Just looking at the paths current takes from the pot to ground, I redrew the schematic and untangled it a bit.

Now to simplify:

1- If the power supply is large enough, you can ignore the small voltage drop of the diodes, so lets short those in the drawing.

2- Since we know the voltage across the coil when the pot is turned all the way in one direction, lets draw the schematic, with a 10k ohm resister and the source placed at one side. (Imagine the slider moving all the way to the left.)

3- Since 10k ohm is much large than 60 ohms, you can assume that any current flow in the 10k won't affect the current flow through the 60 much, so let's just cut that path out.

4- Since one of the mystery R's is just a path to ground, it won't affect current through the 60 ohm

*as long as it doesn't load the power supply much.*
so let's ingore that current path, but remember later to check that the supply isn't loaded much.

Redawing with all that gives me:

So, now it's pretty simple. We just need to know the supply voltage.

If V+ is 12V and the 60 ohms drops 3.8V, then the mystery resister drops the other 8.2V

3.8V / 60 ohm is about 63mA and 8.2V / 63mA is about 130 ohm.

So that would be 130 ohm for each of the mystery R's.

But still consider the draw on the source.

One path through 130 ohm draws about 90mA

And one path throgh 210 ohm (60+130) 60mA

(the third path through the 10K can still be ignored)

So the source needs to handle about 150mA. Can it?

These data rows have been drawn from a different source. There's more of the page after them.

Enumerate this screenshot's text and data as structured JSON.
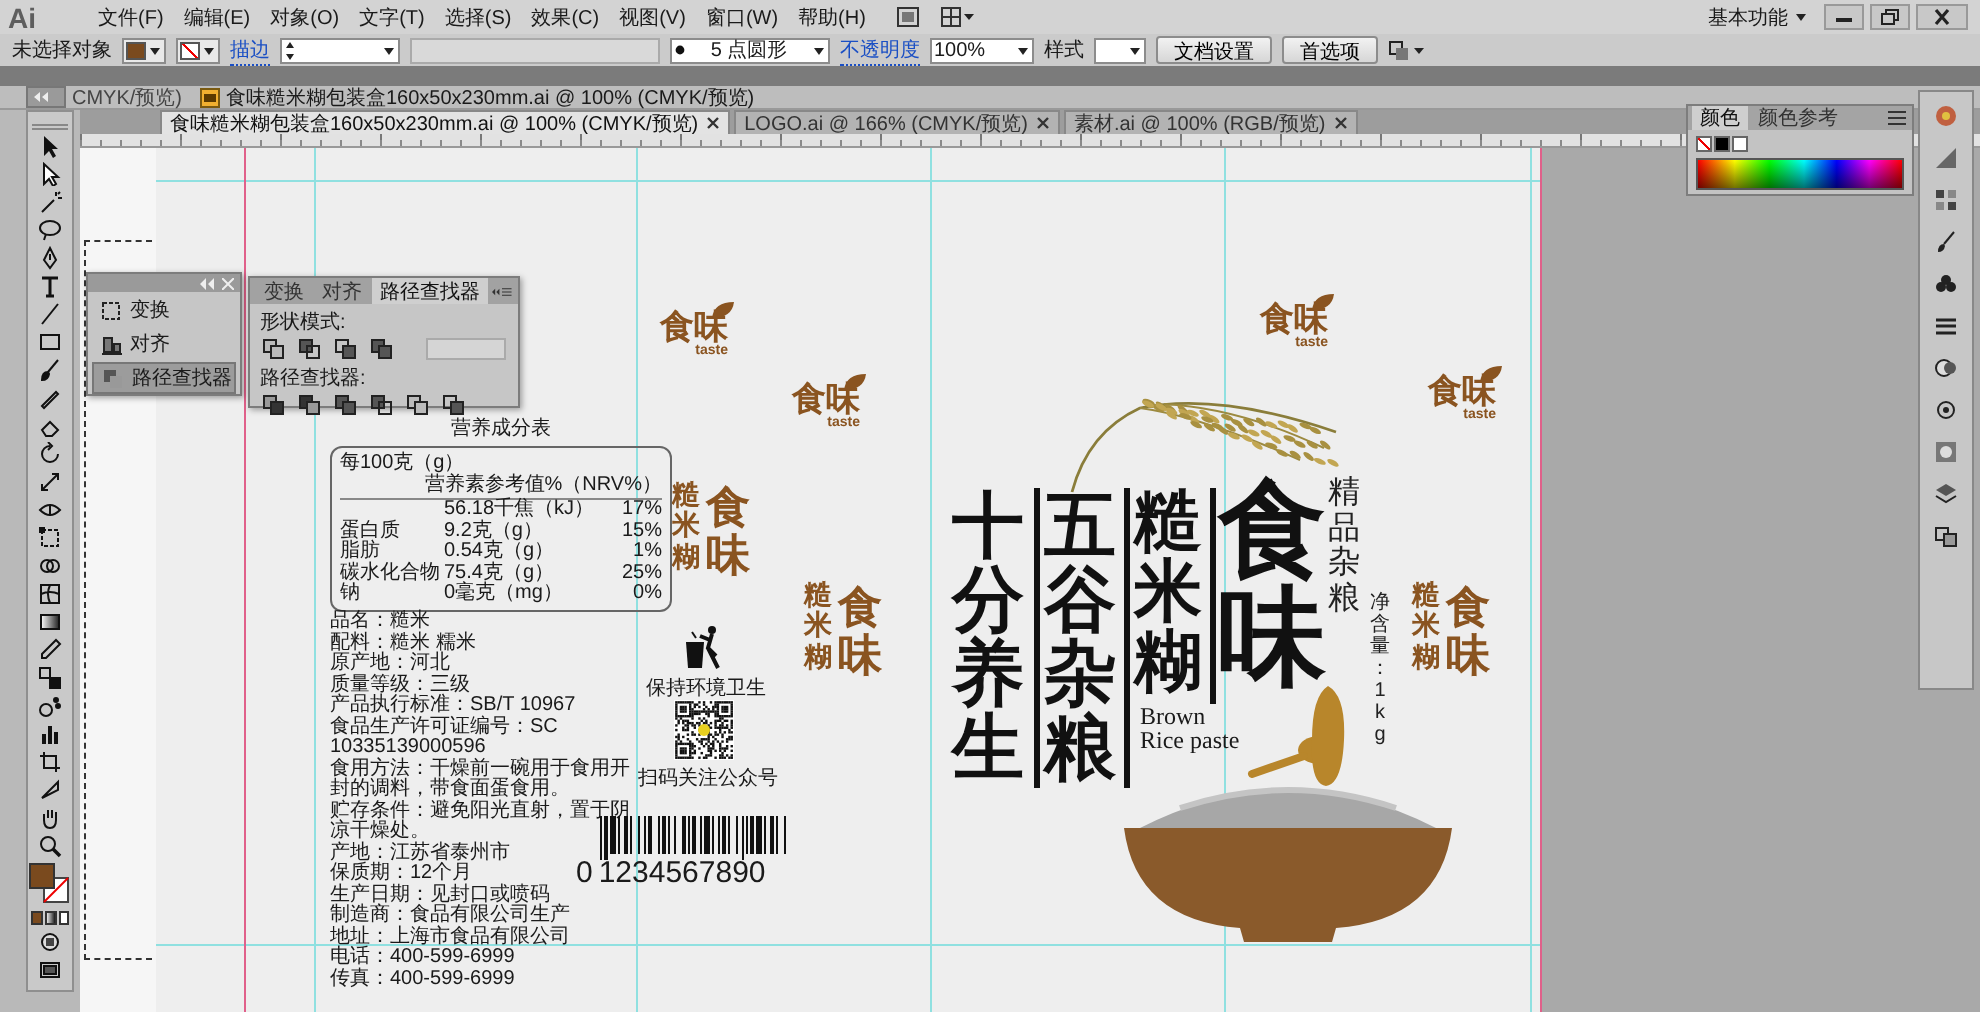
{
  "menu_bar": {
    "logo": "Ai",
    "menus": [
      "文件(F)",
      "编辑(E)",
      "对象(O)",
      "文字(T)",
      "选择(S)",
      "效果(C)",
      "视图(V)",
      "窗口(W)",
      "帮助(H)"
    ],
    "workspace": "基本功能"
  },
  "control_bar": {
    "selection": "未选择对象",
    "stroke_label": "描边",
    "brush": "5 点圆形",
    "opacity_label": "不透明度",
    "opacity": "100%",
    "style_label": "样式",
    "buttons": [
      "文档设置",
      "首选项"
    ]
  },
  "background_window": {
    "partial_title": "CMYK/预览)",
    "title": "食味糙米糊包装盒160x50x230mm.ai @ 100% (CMYK/预览)"
  },
  "document_tabs": [
    {
      "label": "食味糙米糊包装盒160x50x230mm.ai @ 100% (CMYK/预览)",
      "selected": true
    },
    {
      "label": "LOGO.ai @ 166% (CMYK/预览)",
      "selected": false
    },
    {
      "label": "素材.ai @ 100% (RGB/预览)",
      "selected": false
    }
  ],
  "panel_dock": {
    "items": [
      {
        "label": "变换",
        "selected": false
      },
      {
        "label": "对齐",
        "selected": false
      },
      {
        "label": "路径查找器",
        "selected": true
      }
    ]
  },
  "pathfinder_panel": {
    "tabs": [
      {
        "label": "变换",
        "selected": false
      },
      {
        "label": "对齐",
        "selected": false
      },
      {
        "label": "路径查找器",
        "selected": true
      }
    ],
    "shape_modes_label": "形状模式:",
    "pathfinders_label": "路径查找器:"
  },
  "color_panel": {
    "tabs": [
      {
        "label": "颜色",
        "selected": true
      },
      {
        "label": "颜色参考",
        "selected": false
      }
    ]
  },
  "artboard": {
    "logos": [
      {
        "brand": "食味",
        "sub": "taste"
      },
      {
        "brand": "食味",
        "sub": "taste"
      },
      {
        "brand": "食味",
        "sub": "taste"
      },
      {
        "brand": "食味",
        "sub": "taste"
      }
    ],
    "side_brands": [
      {
        "product": "糙米糊",
        "brand": "食味"
      },
      {
        "product": "糙米糊",
        "brand": "食味"
      },
      {
        "product": "糙米糊",
        "brand": "食味"
      }
    ],
    "nutrition": {
      "title": "营养成分表",
      "columns": [
        "每100克（g）",
        "营养素参考值%（NRV%）"
      ],
      "rows": [
        {
          "per_100g": "56.18千焦（kJ）",
          "nrv": "17%"
        },
        {
          "item": "蛋白质",
          "per_100g": "9.2克（g）",
          "nrv": "15%"
        },
        {
          "item": "脂肪",
          "per_100g": "0.54克（g）",
          "nrv": "1%"
        },
        {
          "item": "碳水化合物",
          "per_100g": "75.4克（g）",
          "nrv": "25%"
        },
        {
          "item": "钠",
          "per_100g": "0毫克（mg）",
          "nrv": "0%"
        }
      ]
    },
    "info_lines": [
      "品名：糙米",
      "配料：糙米 糯米",
      "原产地：河北",
      "质量等级：三级",
      "产品执行标准：SB/T 10967",
      "食品生产许可证编号：SC 10335139000596",
      "食用方法：干燥前一碗用于食用开封的调料，带食面蛋食用。",
      "贮存条件：避免阳光直射，置于阴凉干燥处。",
      "产地：江苏省泰州市",
      "保质期：12个月",
      "生产日期：见封口或喷码",
      "制造商：食品有限公司生产",
      "地址：上海市食品有限公司",
      "电话：400-599-6999",
      "传真：400-599-6999"
    ],
    "recycle_caption": "保持环境卫生",
    "qr_caption": "扫码关注公众号",
    "barcode": {
      "lead": "0",
      "digits": "1234567890"
    },
    "front": {
      "columns": [
        "十分养生",
        "五谷杂粮",
        "糙米糊"
      ],
      "brand": "食味",
      "tagline": "精品杂粮",
      "net_content": "净含量：1kg",
      "english": [
        "Brown",
        "Rice paste"
      ]
    }
  }
}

That's just an example with a 12V supply. Plug in a different supply voltage and you get different values for the R's and also a different total current draw.

If the supply can't easily hadle the current then some of my earlier assumptions are no longer valid.

Also if the supply is much lower, (like arround 6V) then my assumption that the diodes can be ignored is invalid also.

--tim